Because of the dominant role Google plays in today’s search
engine landscape, and because
of the incredible amount of insight it allows into its inner workings,
the PageRank algorithm that this search engine uses has taken on an almost mythical
status among SEO practitioners.
Many very detailed explanations of PageRank are available on the Web.
The original paper written by Google founders Larry Page (the
“Page” in PageRank) and Sergey Brin is called “The PageRank Citation: Bringing Order to the
Web[3],” and is available in
multiple formats online.
In addition to the many papers published by Stanford and Google
researchers, numerous
competing (and occasionally conflicting) accounts have been prepared by
SEO consultants.
Let’s briefly discuss how PageRank works without
getting bogged in mathematical detail.
The concept of PageRank is very similar to the “wandering
drunk” algorithm employed
in many areas of computer science, and to the proverbial thousands of
monkeys that
eventually type long enough to reproduce Shakespeare’s Hamlet.

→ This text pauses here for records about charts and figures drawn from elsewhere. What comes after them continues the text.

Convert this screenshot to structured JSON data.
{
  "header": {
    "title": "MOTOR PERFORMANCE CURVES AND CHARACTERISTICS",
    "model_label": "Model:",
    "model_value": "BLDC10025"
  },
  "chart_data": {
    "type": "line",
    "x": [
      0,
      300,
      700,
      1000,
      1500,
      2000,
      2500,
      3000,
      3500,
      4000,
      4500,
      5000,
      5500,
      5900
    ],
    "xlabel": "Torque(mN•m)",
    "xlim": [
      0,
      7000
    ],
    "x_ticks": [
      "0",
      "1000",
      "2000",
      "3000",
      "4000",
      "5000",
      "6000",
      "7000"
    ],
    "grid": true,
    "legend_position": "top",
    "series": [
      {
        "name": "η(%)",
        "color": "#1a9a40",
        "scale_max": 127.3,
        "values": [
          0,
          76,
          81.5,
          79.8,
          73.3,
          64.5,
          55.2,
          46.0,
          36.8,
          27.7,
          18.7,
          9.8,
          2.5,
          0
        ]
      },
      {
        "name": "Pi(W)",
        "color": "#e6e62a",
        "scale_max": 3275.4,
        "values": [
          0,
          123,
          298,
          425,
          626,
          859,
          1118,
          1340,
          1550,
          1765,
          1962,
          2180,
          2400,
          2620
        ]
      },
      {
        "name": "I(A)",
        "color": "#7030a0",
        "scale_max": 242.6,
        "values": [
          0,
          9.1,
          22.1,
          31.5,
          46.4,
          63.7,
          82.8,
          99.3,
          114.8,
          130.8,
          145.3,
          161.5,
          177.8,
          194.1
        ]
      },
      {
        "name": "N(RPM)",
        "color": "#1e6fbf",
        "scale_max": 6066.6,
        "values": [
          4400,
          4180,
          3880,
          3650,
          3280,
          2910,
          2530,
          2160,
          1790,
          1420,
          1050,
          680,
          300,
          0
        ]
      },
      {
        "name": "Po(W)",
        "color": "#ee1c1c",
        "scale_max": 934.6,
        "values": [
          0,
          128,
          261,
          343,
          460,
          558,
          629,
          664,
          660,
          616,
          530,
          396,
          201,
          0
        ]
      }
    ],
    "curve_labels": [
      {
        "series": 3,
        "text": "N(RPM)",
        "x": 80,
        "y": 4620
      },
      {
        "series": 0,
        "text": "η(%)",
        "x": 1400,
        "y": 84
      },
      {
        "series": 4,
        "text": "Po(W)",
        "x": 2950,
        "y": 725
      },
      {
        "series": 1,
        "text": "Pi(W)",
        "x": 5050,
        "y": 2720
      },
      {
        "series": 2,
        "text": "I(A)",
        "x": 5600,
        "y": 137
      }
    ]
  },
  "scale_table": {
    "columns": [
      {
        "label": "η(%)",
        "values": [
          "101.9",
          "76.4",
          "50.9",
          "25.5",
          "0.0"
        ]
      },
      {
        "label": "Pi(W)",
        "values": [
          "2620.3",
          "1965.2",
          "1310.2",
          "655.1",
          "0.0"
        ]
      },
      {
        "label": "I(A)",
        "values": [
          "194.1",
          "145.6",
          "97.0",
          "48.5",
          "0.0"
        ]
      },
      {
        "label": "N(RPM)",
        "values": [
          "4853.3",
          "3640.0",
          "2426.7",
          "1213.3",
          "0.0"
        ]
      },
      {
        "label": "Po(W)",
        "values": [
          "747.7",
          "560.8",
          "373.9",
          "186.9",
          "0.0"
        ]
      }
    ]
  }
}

To understand this concept, let’s consider a random Web
surfer. We’ll make him male,
and call him Bob. To get Bob started, we’ll sit him down with
the browser open at a
Web page that’s selected at random from our index. If there
are a million pages in our
index, there’s a one-in-a-million chance that Bob starts at
any particular one of them.
Bob’s job is to pick a random link on every page he visits,
and continue on to wherever
that link sends him. On each page Bob visits, including the first,
there’s a chance that
he’ll get bored and ask for a different random Web page. So,
when he gets bored, we
select another page completely at random, and the process starts again.
In Page and
Brin’s paper, there is a 15% chance that Bob will get bored
on any page.
If we let Bob surf the pages in our index in this way for a decade or
so, he will eventually
visit every page. Once Bob has viewed every page at least once, we can
count the number
of times he’s visited each page in the index. The pages that
Bob has visited the most
times will be allotted the highest PageRank. To put this another way,
the PageRank
score of a given Web page is an estimate of the probability that a
random surfer would
find that page if they followed the process that Bob followed.
Now, if Bob starts surfing from a page with a very high PageRank, we
can assume that
any page it links to will have a high probability of being found by
Bob. As such, you
might think that links from a page with a high PageRank would be the
most valuable.
However, this is not the case. The more links there are on a page, the
less likely it is
that any particular link will be chosen by a random surfer. This leads
us to PageRank
Truth #1:
The value of any link from a Web page is decreased proportionally forevery additional link on that page.
This is why links from a pure directory like the Open Directory may actually be more
valuable than links from a Web portal that happens to include a directory. In a pure
directory, nearly all the PageRank attributed to the homepage flows through to the
category listings.
By comparison, of the vast number of links that appear on each page of the Yahoo! site,
only a certain percentage link to directory pages. Over 200 links appear on the Yahoo!
homepage, most of which lead away from the directory. Even the directory pages
themselves display many listings and other links.
Likewise, links from a highly selective directory are likely to be worth more than a less
selective directory of equal size, because there will be fewer links (or listings) on each
of the category pages.
The same logic applies to all links. If you are interested in maximizing the PageRank of
the pages on your site, simply looking for high PageRank pages may not be the best
approach. Link placement (i.e. which page carries the link) matters much more than
the average site owner realizes.
Important, high-quality sites receive a higher PageRank, which Google
remembers each time it conducts a search. Of course, important pages
mean nothing to you if they are not matching your query. So, Google combines
PageRank with sophisticated text-matching techniques to find pages that are both important
and relevant to your search. Google goes far beyond the number of times a term appears
on a page and examines all aspects of the page content (and the content of the pages linking to it)
to determine if it is a good match for your query.